Spotify

Source

We have two spotify data sets. The first dataset is available to download here: www.kaggle.com/datasets/ksuqing/spotify-data-1986-2023

Description of the Data

Spotify Data 1

The first Spotify dataset contains spotify tracks with detailed audio features and popularity score (0-100).

Here is information on the variables in the dataset:

Feature Description

track_id

Unique identifier for the track

track_name

Name of the track

popularity

Popularity score (0–100) based on Spotify plays

available_markets

Markets/countries where the track is available

disc_number

Disc number (for albums with multiple discs)

duration_ms

Track duration in milliseconds

explicit

Whether the track contains explicit content (True/False)

track_number

Position of the track within the album

href

Spotify API endpoint URL for the track

album_id

Unique identifier for the album

album_name

Name of the album

album_release_date

Release date of the album

album_type

Album type (album, single, compilation)

album_total_tracks

Total number of tracks in the album

artists_names

Names of the artists on the track

artists_ids

Unique identifiers of the artists

principal_artist_id

ID of the principal/primary artist

principal_artist_name

Name of the principal/primary artist

artist_genres

Genres associated with the principal artist

principal_artist_followers

Number of Spotify followers of the principal artist

acousticness

Confidence measure of whether the track is acoustic (0–1)

analysis_url

Spotify API URL for detailed track analysis

danceability

How suitable a track is for dancing (0–1)

energy

Intensity and activity measure of the track (0–1)

instrumentalness

Predicts whether a track contains vocals (0–1)

key

Estimated key of the track (integer, e.g. 0=C, 1=C#/Db)

liveness

Presence of an audience in the recording (0–1)

loudness

Overall loudness of the track in decibels (dB)

mode

Modality of the track (1=major, 0=minor)

speechiness

Presence of spoken words (0–1)

tempo

Estimated tempo in beats per minute (BPM)

time_signature

Estimated overall time signature

valence

Musical positivity/happiness of the track (0–1)

year

Year the track was released

duration_min

Track duration in minutes

Spotify Data 2

This dataset provides 114000 tracks from Spotify with their audio features and relevant data.
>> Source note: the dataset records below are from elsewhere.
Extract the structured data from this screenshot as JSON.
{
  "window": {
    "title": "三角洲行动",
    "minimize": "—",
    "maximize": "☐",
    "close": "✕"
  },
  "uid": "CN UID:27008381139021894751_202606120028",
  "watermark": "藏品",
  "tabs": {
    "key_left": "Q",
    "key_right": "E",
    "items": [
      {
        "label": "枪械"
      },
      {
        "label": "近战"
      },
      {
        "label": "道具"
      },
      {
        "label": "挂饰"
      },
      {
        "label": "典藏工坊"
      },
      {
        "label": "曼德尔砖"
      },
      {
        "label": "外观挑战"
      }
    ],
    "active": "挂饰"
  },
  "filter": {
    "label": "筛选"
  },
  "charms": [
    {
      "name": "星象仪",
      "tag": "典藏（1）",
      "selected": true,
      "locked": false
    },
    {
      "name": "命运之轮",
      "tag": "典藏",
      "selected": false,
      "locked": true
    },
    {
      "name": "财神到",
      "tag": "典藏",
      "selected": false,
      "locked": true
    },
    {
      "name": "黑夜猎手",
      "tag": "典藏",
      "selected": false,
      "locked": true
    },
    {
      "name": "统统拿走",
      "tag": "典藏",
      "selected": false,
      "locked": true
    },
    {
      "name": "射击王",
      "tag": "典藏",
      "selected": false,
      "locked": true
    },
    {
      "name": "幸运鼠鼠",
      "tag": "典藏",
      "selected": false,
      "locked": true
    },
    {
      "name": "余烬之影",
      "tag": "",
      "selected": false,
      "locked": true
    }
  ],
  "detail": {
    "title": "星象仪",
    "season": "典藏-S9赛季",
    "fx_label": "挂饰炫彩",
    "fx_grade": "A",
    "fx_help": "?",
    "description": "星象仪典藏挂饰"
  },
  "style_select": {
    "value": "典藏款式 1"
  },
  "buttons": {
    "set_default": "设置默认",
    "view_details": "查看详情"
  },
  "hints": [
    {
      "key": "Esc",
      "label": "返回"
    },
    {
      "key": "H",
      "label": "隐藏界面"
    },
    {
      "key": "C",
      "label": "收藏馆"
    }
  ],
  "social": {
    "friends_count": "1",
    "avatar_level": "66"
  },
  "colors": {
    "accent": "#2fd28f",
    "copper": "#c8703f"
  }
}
Each row corresponds to the individual tracks. Spotify’s web API was used to obtain the data. We have information of both numerical data and descriptive features.

We can read more about each of the columns here also: huggingface.co/datasets/maharshipandya/spotify-tracks-dataset

Transformations to the original data source

In one of our projects including the Spotify Data 1, the data was randomly sampled from original dataset for linear regression learning purposes.